China frees over 24,000 abducted women, children
Trafficking of women and children is a serious problem in China — blamed in part on the strict “one-child” policy, which has put a premium on baby boys — and activists say the cases uncovered by police are just the tip of the iceberg.
The Ministry of Public Security said police across the country had rescued 8,660 children and 15,458 women in 2011 — all victims of trafficking.
The ministry also said authorities had cracked nearly 3,200 trafficking gangs last year, including a ring that sent Chinese women to Angola and forced them into prostitution.
“In November 2011, the public security ministry dispatched a police team to Angola... and detained 16 suspects and freed 19 Chinese women,” it said.
Police also discovered that more than 2,000 children had been abducted and sold for adoption in 2011 — a big problem in China where couples unable to conceive or wanting a son, or male heir, can adopt from any source.
In November last year, police in the eastern province of Shandong broke up a human trafficking gang that bought babies from poor families and sold them on for $8,000 (€6,100).

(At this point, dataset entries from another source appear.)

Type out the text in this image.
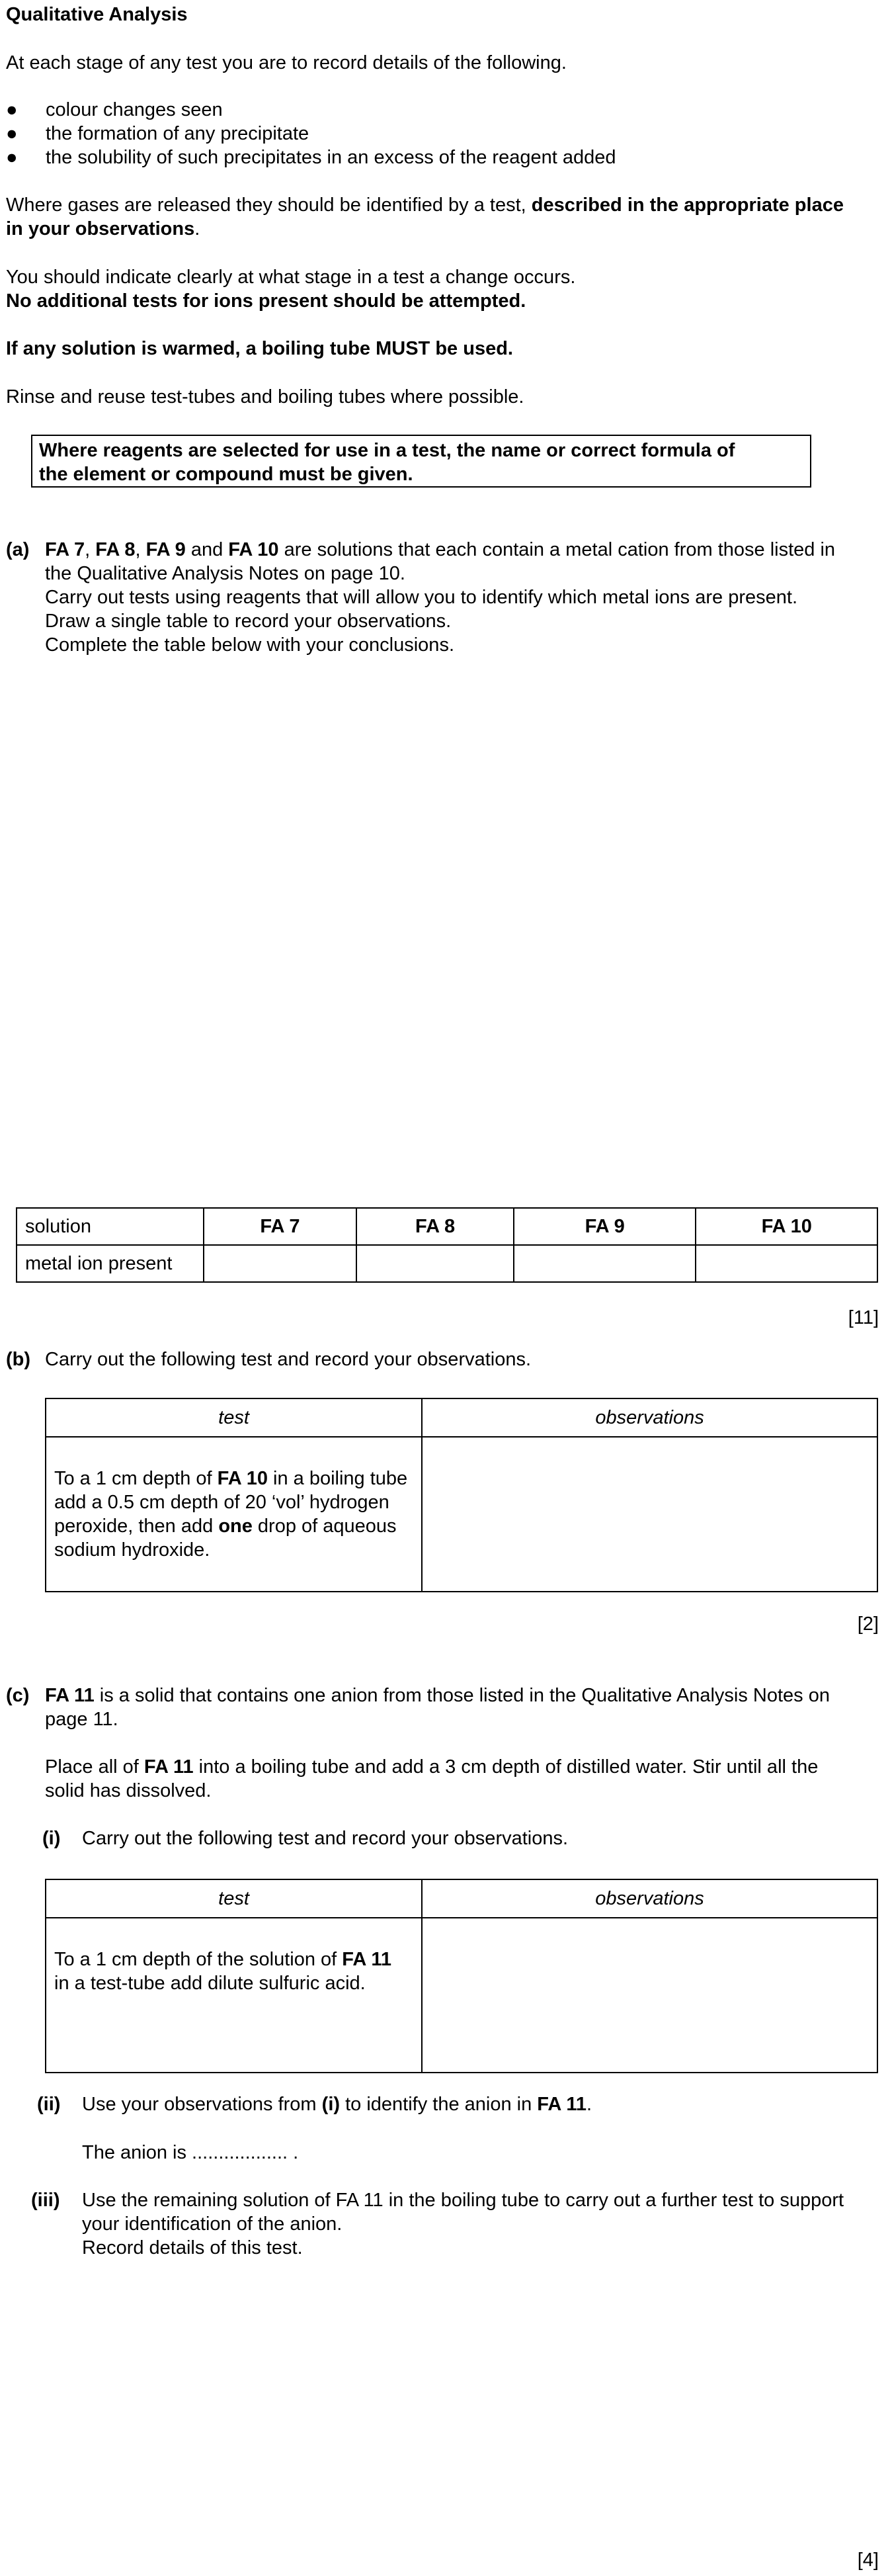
Qualitative Analysis
At each stage of any test you are to record details of the following.
● colour changes seen
● the formation of any precipitate
● the solubility of such precipitates in an excess of the reagent added
Where gases are released they should be identified by a test, described in the appropriate place
in your observations.
You should indicate clearly at what stage in a test a change occurs.
No additional tests for ions present should be attempted.
If any solution is warmed, a boiling tube MUST be used.
Rinse and reuse test-tubes and boiling tubes where possible.
Where reagents are selected for use in a test, the name or correct formula of
the element or compound must be given.
(a) FA 7, FA 8, FA 9 and FA 10 are solutions that each contain a metal cation from those listed in
the Qualitative Analysis Notes on page 10.
Carry out tests using reagents that will allow you to identify which metal ions are present.
Draw a single table to record your observations.
Complete the table below with your conclusions.
solution	FA 7	FA 8	FA 9	FA 10
metal ion present				
[11]
(b) Carry out the following test and record your observations.
test	observations

To a 1 cm depth of FA 10 in a boiling tube
add a 0.5 cm depth of 20 ‘vol’ hydrogen
peroxide, then add one drop of aqueous
sodium hydroxide.	

[2]
(c) FA 11 is a solid that contains one anion from those listed in the Qualitative Analysis Notes on
page 11.
Place all of FA 11 into a boiling tube and add a 3 cm depth of distilled water. Stir until all the
solid has dissolved.
(i) Carry out the following test and record your observations.
test	observations

To a 1 cm depth of the solution of FA 11
in a test-tube add dilute sulfuric acid.	

(ii) Use your observations from (i) to identify the anion in FA 11.
The anion is .................. .
(iii) Use the remaining solution of FA 11 in the boiling tube to carry out a further test to support
your identification of the anion.
Record details of this test.
[4]
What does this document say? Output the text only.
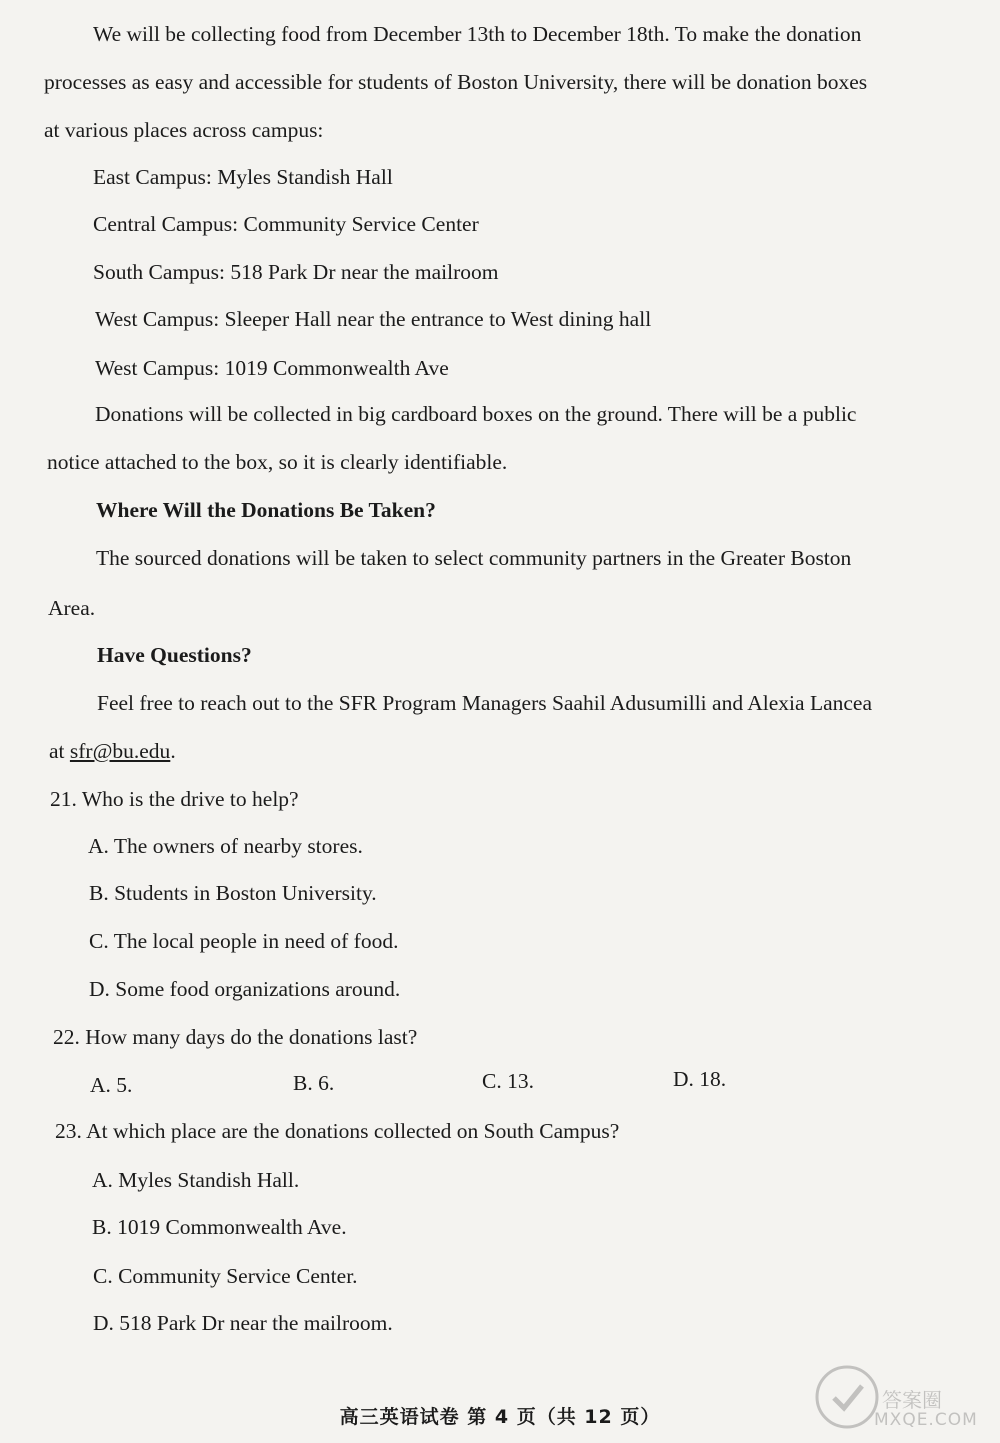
We will be collecting food from December 13th to December 18th. To make the donation
processes as easy and accessible for students of Boston University, there will be donation boxes
at various places across campus:
East Campus: Myles Standish Hall
Central Campus: Community Service Center
South Campus: 518 Park Dr near the mailroom
West Campus: Sleeper Hall near the entrance to West dining hall
West Campus: 1019 Commonwealth Ave
Donations will be collected in big cardboard boxes on the ground. There will be a public
notice attached to the box, so it is clearly identifiable.
Where Will the Donations Be Taken?
The sourced donations will be taken to select community partners in the Greater Boston
Area.
Have Questions?
Feel free to reach out to the SFR Program Managers Saahil Adusumilli and Alexia Lancea
at sfr@bu.edu.
21. Who is the drive to help?
A. The owners of nearby stores.
B. Students in Boston University.
C. The local people in need of food.
D. Some food organizations around.
22. How many days do the donations last?
A. 5.	B. 6.	C. 13.	D. 18.
23. At which place are the donations collected on South Campus?
A. Myles Standish Hall.
B. 1019 Commonwealth Ave.
C. Community Service Center.
D. 518 Park Dr near the mailroom.
高三英语试卷 第 4 页（共 12 页）
答案圈
MXQE.COM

Abductions and trafficking in China have caused huge public concern, but despite regular government vows to crack down hard on the crime, incidents still emerge on a regular basis.
In one scandal that shocked the nation, authorities in 2007 found that thousands of people had been abducted and forced into slave labour in brickyards and mines across China.
More recently, police rescued 16 under-age girls forced into prostitution in the northern region of Inner Mongolia last April, and freed 89 children in July in a crackdown on trafficking.
Police also arrested 369 people in the operation, which aimed to break up a pair of “large criminal enterprises” involved in child-trafficking across 14 provinces, they said at the time.